4月15日(土)、16日(日)の2日間にわたって開催された「島ぜんぶでお~きな祭 第15回沖縄国際映画祭」。16日(日)、那覇市の桜坂劇場ホールAで、『釜石ラーメン物語』が上映されました。本作は、釜石でラーメン屋「小川食堂」を営む父と妹の所に、音信不通だった長女・正実が帰ってきたことから一騒動が起きるという家族ドラマ。コメディタッチの中に、東日本大震災の記憶をさりげなく織り込んだ作品です。上映前のレッドカーペットで、ひときわ大きな歓声を浴びたのが、本作の主演を務めた俳優・井桁弘恵(いげた・ひろえ)。これから舞台挨拶に向かうという忙しさの中、快くインタビューに応じてくれました。
井桁は撮影で初めて訪れたというロケ地の岩手県釜石市小川(こがわ)町について、「第一印象は緑豊かでのどかな町。震災に遭った場所なので、ちょっと心配でしたが、復興工事がかなり進んでいました。若い人たちも多くて、新しいカフェができていたりしました」と語りました。
主役の『正実』を監督と作り上げるまで
井桁が演じた長女の正実は直情型の激しい役柄。劇中では池田朱那が扮する妹・仲良と壮絶な口喧嘩を繰り広げます。
清楚なイメージの井桁とはだいぶ違う気がしますがという問いに、「自分と真逆だからこそ、思いっきり演じることができて楽しかった」と役にのめり込んだ様子。演じるにあたっては「本読みの段階から自分の中の『正実』を想像しました。
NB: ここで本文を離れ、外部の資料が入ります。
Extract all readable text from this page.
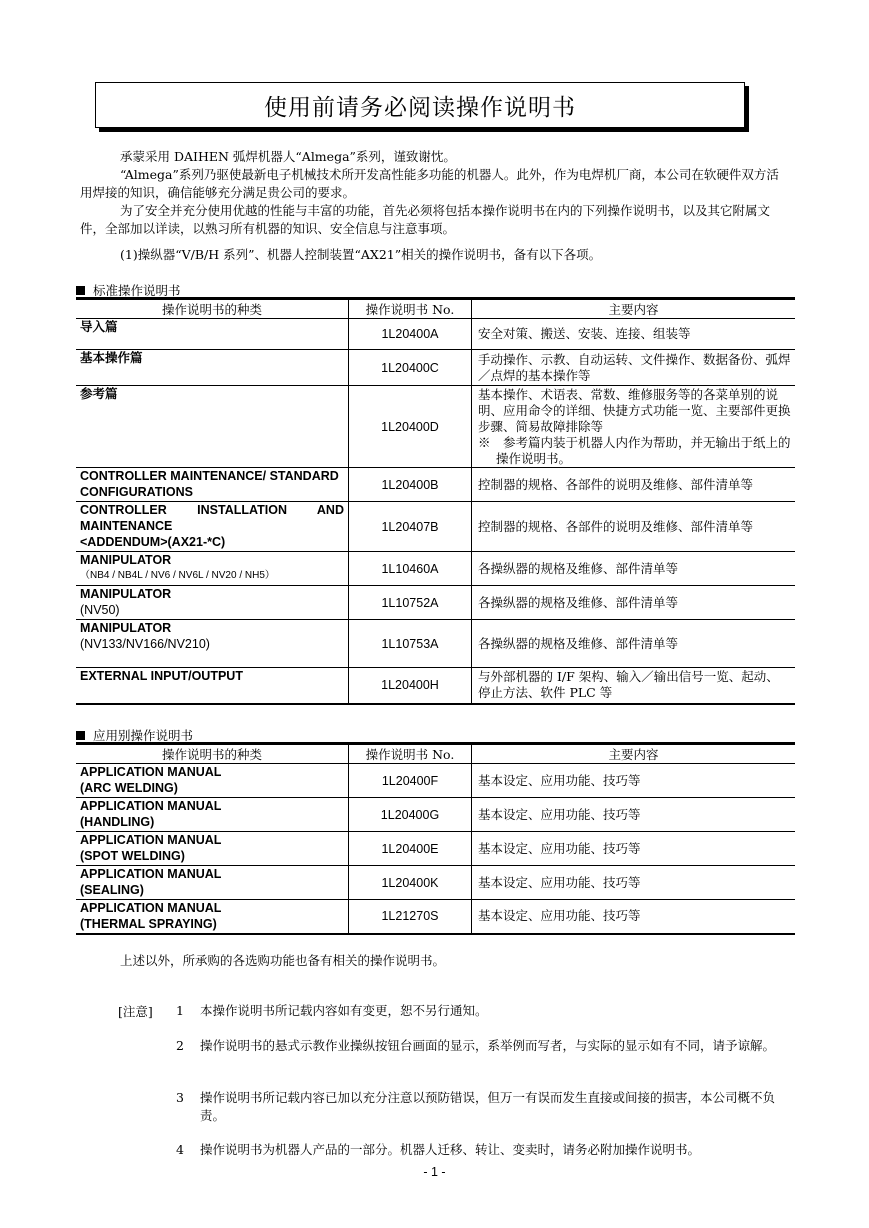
使用前请务必阅读操作说明书
承蒙采用 DAIHEN 弧焊机器人“Almega”系列，谨致谢忱。
“Almega”系列乃驱使最新电子机械技术所开发高性能多功能的机器人。此外，作为电焊机厂商，本公司在软硬件双方活用焊接的知识，确信能够充分满足贵公司的要求。
为了安全并充分使用优越的性能与丰富的功能，首先必须将包括本操作说明书在内的下列操作说明书，以及其它附属文件，全部加以详读，以熟习所有机器的知识、安全信息与注意事项。
(1)操纵器“V/B/H 系列”、机器人控制装置“AX21”相关的操作说明书，备有以下各项。
标准操作说明书
操作说明书的种类	操作说明书 No.	主要内容
导入篇	1L20400A	安全对策、搬送、安装、连接、组装等
基本操作篇	1L20400C	手动操作、示教、自动运转、文件操作、数据备份、弧焊／点焊的基本操作等
参考篇	1L20400D	基本操作、术语表、常数、维修服务等的各菜单别的说明、应用命令的详细、快捷方式功能一览、主要部件更换步骤、简易故障排除等
※　参考篇内装于机器人内作为帮助，并无输出于纸上的操作说明书。

CONTROLLER MAINTENANCE/ STANDARD CONFIGURATIONS	1L20400B	控制器的规格、各部件的说明及维修、部件清单等

CONTROLLER INSTALLATION AND
MAINTENANCE
<ADDENDUM>(AX21-*C)	1L20407B	控制器的规格、各部件的说明及维修、部件清单等

MANIPULATOR
（NB4 / NB4L / NV6 / NV6L / NV20 / NH5）	1L10460A	各操纵器的规格及维修、部件清单等

MANIPULATOR
(NV50)	1L10752A	各操纵器的规格及维修、部件清单等

MANIPULATOR
(NV133/NV166/NV210)	1L10753A	各操纵器的规格及维修、部件清单等
EXTERNAL INPUT/OUTPUT	1L20400H	与外部机器的 I/F 架构、输入／输出信号一览、起动、停止方法、软件 PLC 等
应用别操作说明书
操作说明书的种类	操作说明书 No.	主要内容

APPLICATION MANUAL
(ARC WELDING)	1L20400F	基本设定、应用功能、技巧等

APPLICATION MANUAL
(HANDLING)	1L20400G	基本设定、应用功能、技巧等

APPLICATION MANUAL
(SPOT WELDING)	1L20400E	基本设定、应用功能、技巧等

APPLICATION MANUAL
(SEALING)	1L20400K	基本设定、应用功能、技巧等

APPLICATION MANUAL
(THERMAL SPRAYING)	1L21270S	基本设定、应用功能、技巧等
上述以外，所承购的各选购功能也备有相关的操作说明书。
[注意] 1	本操作说明书所记载内容如有变更，恕不另行通知。
2	操作说明书的悬式示教作业操纵按钮台画面的显示，系举例而写者，与实际的显示如有不同，请予谅解。
3	操作说明书所记载内容已加以充分注意以预防错误，但万一有误而发生直接或间接的损害，本公司概不负责。
4	操作说明书为机器人产品的一部分。机器人迁移、转让、变卖时，请务必附加操作说明书。
- 1 -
それを今関あきよし監督に提案して、またアドバイスをいただいたりと、監督と2人で主役像を作っていきました」と、綿密な前準備があったことを明かします。
さらに、本番に入ると、演じながら「場面ごとのセリフの勢いや息遣い、口調など、そのときの感情を演技にどうリンクさせれば良いのか」と細かな調節を施したそうです。
お互いで競い助け合った家族役の2人
口喧嘩の相手となる池田とは、同じ事務所の先輩と後輩という関係。その印象について「めっちゃ良い子です。優等生のイメージ。でも今回ガッツリ組んだことで、距離がグッと縮んだと思います」と振り返ります。さらに「お互い負けず嫌いだから(笑)、役者として負けたくない」と切磋琢磨した様子。その感情があったからこそ、演技として昇華できたのかもしれません。
そんな2人を見守るお父さん役は、ベテラン俳優であり監督しても活躍する利重剛。井桁は彼について「温かい方でずっと見守ってくれました」と語ります。「劇中のお父さんは弱々しいですが、利重さんご本人はそんなことは無くて。いつもニコニコしていて、でも的確なアドバイスをサラッとしてくれたり。とても助けられました」と全幅の信頼を寄せていたようです。
本作はすでにロケ地の岩手県で上映されました。地元の方に見てもらうことに対して、当初は不安があったと言います。
「私は福岡出身で震災の体験者ではありません。どんなに丁寧に演じてしても、当事者ではないから分からないこと、理解できないところがあるはず。受け入れてもらえるかどうか…」
しかし、その心配は杞憂に終わったのこと。
「地元の方の感想を読ませてもらいました。重くなりすぎず、ポップな要素もあって優しくて見やすい映画とか、中には涙を流したという人もいました。それを知ってホッとしました。受け入れてもらえたんだなって」
最後に、地元以外の方々にもぜひ見てもらいたいと言い、映画の魅力を語りました。
「誰しもが胸に秘めている家族への思いが主軸になっている作品です。また釜石の魅力である人の温かさも魅力。映画を見たあと、家族に連絡したくなると思います」
『釜石ラーメン物語』は7月より新宿K‘s cinema他で全国順次公開予定。上映スケジュールについては作品のオフィシャルサイトをご覧ください。